Anders ein 22-Jähriger, der kurz darauf der Polizei ins Netz geht. Er raste an derselben Stelle mit 99 km/h über die regennasse Fahrbahn. Ein Tuning-Experte der Verkehrspolizei nimmt den BMW M4 genauer unter die Lupe, öffnet die Motorhaube. Schnell stellt er fest, dass in dem Motorraum eine Abgasanlage verbaut ist, die so nicht zugelassen ist. „Sie ist leistungssteigernd und zu laut“, fasst der Beamte zusammen.
Die Folge: Der Sportwagen wird sichergestellt. Ein Gutachter wird ihn in den kommenden Tagen untersuchen. Unter großem Protest des Fahrers und drei weiterer Insassen (zwei Frauen und ein Mann) wird der BMW durchsucht. Im Handschuhfach finden die Einsatzkräfte ein aufgeklapptes Messer. Das gibt zusätzlich noch eine Strafanzeige. „Die ist mir egal, mir geht es um das Auto. Das können die nicht machen“, sagt der 22-Jährige.
Raser und Poser treffen sich in Duisburg das ganze Jahr über
Trotz dieser beiden Beispiele fassen die Beamten nach den ersten Stunden ihrer Schwerpunktkontrollen zusammen: Es ist ruhiger geworden. Kontrolliert wird noch bis spät in die Nacht, der Schwerpunkt verlagert sich hierbei nach 22 Uhr in den Duisburger Norden. Dort landet ein Mercedes nach genauer Überprüfung am Abschlepphaken. Der Grund: abgefahrene Reifen und verbotene technische Veränderungen.

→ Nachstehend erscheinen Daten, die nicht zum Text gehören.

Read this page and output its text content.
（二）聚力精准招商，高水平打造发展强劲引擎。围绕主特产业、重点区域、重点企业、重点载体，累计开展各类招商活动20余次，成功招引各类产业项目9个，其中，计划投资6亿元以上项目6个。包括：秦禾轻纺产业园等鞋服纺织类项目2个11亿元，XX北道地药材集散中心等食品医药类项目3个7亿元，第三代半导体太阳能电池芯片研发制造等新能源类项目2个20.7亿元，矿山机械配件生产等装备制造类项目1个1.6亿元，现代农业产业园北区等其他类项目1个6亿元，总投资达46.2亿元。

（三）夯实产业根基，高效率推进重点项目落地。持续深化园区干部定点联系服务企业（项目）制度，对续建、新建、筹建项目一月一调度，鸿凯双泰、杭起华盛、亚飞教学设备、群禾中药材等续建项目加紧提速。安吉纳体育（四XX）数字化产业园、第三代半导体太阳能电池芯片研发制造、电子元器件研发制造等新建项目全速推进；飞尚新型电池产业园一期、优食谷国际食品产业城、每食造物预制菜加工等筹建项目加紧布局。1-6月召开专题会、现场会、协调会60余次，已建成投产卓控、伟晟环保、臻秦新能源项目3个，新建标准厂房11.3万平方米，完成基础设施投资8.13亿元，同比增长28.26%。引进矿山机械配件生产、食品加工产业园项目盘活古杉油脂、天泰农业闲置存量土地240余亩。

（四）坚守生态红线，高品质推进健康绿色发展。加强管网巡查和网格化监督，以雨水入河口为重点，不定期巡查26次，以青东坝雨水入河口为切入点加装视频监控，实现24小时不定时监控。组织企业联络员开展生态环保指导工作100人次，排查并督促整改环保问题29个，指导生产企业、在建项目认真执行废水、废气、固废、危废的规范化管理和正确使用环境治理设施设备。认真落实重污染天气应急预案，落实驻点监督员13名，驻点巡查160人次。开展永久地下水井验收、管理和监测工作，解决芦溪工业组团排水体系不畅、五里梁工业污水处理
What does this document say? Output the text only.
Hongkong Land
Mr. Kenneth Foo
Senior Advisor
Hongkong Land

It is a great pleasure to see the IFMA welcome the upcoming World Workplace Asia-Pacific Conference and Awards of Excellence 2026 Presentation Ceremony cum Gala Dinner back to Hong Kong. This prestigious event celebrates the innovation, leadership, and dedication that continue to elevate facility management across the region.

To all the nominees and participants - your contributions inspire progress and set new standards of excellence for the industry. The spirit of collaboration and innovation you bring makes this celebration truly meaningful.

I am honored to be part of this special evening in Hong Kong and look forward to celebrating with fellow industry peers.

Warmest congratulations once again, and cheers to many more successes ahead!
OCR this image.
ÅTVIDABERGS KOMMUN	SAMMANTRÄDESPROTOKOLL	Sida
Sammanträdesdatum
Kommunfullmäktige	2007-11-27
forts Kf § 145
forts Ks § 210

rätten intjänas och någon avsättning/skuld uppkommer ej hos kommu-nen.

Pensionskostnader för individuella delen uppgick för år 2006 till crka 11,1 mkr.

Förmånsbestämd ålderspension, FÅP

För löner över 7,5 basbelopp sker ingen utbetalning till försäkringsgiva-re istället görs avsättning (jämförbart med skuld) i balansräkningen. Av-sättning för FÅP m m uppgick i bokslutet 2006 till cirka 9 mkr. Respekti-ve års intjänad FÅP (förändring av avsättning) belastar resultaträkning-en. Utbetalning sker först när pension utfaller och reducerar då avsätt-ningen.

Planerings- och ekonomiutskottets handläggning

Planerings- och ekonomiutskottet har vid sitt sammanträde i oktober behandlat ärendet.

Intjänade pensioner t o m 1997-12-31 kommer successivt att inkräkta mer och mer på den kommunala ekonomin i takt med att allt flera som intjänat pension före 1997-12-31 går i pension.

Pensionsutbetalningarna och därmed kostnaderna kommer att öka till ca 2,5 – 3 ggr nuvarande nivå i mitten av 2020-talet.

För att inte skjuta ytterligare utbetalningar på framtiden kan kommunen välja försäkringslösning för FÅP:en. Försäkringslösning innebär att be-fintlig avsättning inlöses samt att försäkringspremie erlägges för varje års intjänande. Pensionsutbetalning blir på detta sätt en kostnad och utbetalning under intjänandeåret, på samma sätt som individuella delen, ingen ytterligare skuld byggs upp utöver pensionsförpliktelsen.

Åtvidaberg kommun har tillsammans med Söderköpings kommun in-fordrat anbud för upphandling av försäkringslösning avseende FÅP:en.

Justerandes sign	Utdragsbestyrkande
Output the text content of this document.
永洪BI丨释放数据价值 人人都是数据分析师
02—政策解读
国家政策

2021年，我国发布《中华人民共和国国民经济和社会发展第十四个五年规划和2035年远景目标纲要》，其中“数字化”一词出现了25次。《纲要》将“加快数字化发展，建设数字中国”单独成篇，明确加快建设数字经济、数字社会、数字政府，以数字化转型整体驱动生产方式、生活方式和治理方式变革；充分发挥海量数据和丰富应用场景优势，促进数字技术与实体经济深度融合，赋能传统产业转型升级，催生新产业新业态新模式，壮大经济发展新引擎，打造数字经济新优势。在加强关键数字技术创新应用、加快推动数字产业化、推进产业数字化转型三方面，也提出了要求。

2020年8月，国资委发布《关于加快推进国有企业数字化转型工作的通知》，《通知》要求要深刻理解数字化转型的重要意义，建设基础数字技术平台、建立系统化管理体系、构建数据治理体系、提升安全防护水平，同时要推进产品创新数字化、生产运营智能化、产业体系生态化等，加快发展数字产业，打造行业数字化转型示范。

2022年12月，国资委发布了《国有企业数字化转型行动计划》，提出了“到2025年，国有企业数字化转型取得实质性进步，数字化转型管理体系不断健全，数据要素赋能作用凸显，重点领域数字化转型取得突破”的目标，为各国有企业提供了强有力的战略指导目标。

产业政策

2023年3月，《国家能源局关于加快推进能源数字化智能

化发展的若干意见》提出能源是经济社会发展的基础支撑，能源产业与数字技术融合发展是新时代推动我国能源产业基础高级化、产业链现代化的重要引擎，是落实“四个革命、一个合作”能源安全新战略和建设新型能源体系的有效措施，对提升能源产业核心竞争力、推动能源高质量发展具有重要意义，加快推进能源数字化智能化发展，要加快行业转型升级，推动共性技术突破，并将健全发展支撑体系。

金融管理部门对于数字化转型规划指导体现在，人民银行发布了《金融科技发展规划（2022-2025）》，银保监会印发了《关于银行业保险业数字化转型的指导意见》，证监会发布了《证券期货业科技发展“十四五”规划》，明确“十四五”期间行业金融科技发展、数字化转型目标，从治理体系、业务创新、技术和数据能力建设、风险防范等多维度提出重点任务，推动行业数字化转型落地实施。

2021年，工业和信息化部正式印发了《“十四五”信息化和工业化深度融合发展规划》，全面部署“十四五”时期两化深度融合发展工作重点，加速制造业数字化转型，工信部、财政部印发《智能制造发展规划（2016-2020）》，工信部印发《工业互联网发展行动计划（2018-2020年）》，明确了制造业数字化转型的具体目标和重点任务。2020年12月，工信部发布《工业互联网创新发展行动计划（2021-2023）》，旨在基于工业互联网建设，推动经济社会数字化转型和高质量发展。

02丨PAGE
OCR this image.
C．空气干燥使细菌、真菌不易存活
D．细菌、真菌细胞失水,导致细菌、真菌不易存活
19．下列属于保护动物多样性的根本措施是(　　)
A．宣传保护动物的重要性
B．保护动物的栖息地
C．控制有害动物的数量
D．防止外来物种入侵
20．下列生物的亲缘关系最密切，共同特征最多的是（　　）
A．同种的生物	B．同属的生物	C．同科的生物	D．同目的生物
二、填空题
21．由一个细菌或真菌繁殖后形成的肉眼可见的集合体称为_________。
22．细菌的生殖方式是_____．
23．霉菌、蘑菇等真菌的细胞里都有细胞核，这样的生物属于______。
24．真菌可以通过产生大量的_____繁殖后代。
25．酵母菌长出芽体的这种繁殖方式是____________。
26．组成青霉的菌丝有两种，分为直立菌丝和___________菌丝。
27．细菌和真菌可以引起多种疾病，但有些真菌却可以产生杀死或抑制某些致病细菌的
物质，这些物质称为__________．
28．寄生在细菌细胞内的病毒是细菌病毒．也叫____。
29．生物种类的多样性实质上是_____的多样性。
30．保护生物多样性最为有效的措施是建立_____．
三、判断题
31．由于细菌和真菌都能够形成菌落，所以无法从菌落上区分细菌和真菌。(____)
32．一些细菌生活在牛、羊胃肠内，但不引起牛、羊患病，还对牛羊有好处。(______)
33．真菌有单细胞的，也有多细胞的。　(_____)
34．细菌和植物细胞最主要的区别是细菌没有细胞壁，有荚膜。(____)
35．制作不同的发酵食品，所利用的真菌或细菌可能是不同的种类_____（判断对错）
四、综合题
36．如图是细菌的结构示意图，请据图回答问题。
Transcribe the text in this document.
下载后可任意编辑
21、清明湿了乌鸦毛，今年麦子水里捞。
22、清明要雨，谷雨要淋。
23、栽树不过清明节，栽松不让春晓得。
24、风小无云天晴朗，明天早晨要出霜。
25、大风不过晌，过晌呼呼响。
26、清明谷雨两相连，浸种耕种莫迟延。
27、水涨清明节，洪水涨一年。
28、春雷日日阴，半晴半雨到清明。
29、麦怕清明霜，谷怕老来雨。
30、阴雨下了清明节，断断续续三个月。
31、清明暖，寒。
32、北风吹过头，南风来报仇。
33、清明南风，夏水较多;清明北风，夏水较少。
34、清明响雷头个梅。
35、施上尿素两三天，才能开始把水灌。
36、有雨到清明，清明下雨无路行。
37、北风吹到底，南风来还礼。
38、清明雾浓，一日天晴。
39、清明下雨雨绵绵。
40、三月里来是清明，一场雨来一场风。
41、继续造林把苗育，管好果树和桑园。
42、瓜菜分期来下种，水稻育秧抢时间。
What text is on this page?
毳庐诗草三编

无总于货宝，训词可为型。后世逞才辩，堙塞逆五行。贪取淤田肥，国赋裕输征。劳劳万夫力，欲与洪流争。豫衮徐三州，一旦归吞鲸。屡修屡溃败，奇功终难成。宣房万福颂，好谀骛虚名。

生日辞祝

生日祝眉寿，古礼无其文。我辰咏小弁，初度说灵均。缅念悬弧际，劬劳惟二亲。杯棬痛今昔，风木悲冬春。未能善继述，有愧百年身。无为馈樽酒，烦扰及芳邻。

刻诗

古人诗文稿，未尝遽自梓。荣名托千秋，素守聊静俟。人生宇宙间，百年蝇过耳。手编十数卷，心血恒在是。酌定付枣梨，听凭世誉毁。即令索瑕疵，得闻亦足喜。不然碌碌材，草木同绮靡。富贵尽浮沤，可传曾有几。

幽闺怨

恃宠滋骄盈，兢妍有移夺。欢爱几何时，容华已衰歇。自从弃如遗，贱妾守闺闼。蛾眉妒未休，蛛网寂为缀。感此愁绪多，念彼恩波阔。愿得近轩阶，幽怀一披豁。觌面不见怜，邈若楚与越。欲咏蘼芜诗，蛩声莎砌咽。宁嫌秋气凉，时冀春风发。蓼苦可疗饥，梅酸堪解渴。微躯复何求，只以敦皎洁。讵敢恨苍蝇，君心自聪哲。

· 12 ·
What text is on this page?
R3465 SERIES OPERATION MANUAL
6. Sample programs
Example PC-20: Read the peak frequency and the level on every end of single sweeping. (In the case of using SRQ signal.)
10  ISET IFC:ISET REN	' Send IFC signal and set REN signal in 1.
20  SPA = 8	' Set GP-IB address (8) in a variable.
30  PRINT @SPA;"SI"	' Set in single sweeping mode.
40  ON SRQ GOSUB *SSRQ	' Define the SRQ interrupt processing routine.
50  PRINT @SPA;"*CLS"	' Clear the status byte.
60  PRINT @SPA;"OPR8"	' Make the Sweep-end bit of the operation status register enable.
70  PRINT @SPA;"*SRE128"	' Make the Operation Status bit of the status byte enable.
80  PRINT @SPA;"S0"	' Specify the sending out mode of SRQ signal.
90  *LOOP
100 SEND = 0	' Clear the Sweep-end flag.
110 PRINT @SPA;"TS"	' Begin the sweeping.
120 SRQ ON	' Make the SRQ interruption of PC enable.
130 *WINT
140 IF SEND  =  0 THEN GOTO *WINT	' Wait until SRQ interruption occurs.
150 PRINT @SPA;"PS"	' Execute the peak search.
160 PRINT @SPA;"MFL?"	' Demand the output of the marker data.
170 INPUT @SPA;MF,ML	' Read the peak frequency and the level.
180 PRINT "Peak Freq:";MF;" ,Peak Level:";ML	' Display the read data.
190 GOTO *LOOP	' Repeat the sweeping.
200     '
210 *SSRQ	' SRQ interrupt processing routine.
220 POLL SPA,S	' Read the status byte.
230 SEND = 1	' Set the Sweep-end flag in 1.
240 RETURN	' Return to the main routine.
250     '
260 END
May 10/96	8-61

Neben der Duisburger Polizei waren auch das Ordnungsamt und die Autobahnpolizei an dem Einsatz beteiligt. Am Samstag zogen die Ordnungshüter Bilanz: 7045 Geschwindigkeitsüberschreitungen wurden registriert, allein 6000 davon auf Autobahnen (geblitzt wurde unter anderem im Mercatortunnel auf der A 59). 154 Verwarnungsgelder sprachen Polizisten aus, 23 Ordnungswidrigkeitenanzeigen kamen zusammen.
„Der Carfreitag ist nicht mehr der klassische Saisonauftakt“, hatte Polizeisprecherin Jacqueline Wardenski bereits im Vorfeld erklärt. Raser und Poser treffen sich den Beobachtungen der Behörde nach mittlerweile über das ganze Jahr – und das nicht mehr so geballt auf der ehemaligen B 8, also der Duisburger Straße.
Bekannte Treffpunkte im Stadtgebiet sind nun unter anderem auch der Bereich des Fähranlegers in Walsum, der Hamborner Altmarkt, die Straßen und Parkplätze rund um den Landschaftspark Nord, der Toeppersee und die Mühlenweide. Die Beschwerden von Anwohnern fallen an den Hotspots stets ähnlich aus: Sie beklagen sich über den Lärm in den späten Abendstunden, Müll, Unfallgefahren und zum Teil auch über Vandalismus. Reifenspuren sind oft die stummen Zeugen der Zusammenkünfte.
Hinzugekommen sind auch diejenigen, die die Polizei „Dater“ nennt. Die jungen Männer mieten sich zum Teil teure Autos für die Wochenenden bei Autovermietungen, fahren dann beispielsweise die Weseler Straße auf und ab, um Frauen zu beeindrucken. „Auch das ständige Auf- und Abfahren ist verboten“, stellt Polizeisprecher Jonas Tepe klar.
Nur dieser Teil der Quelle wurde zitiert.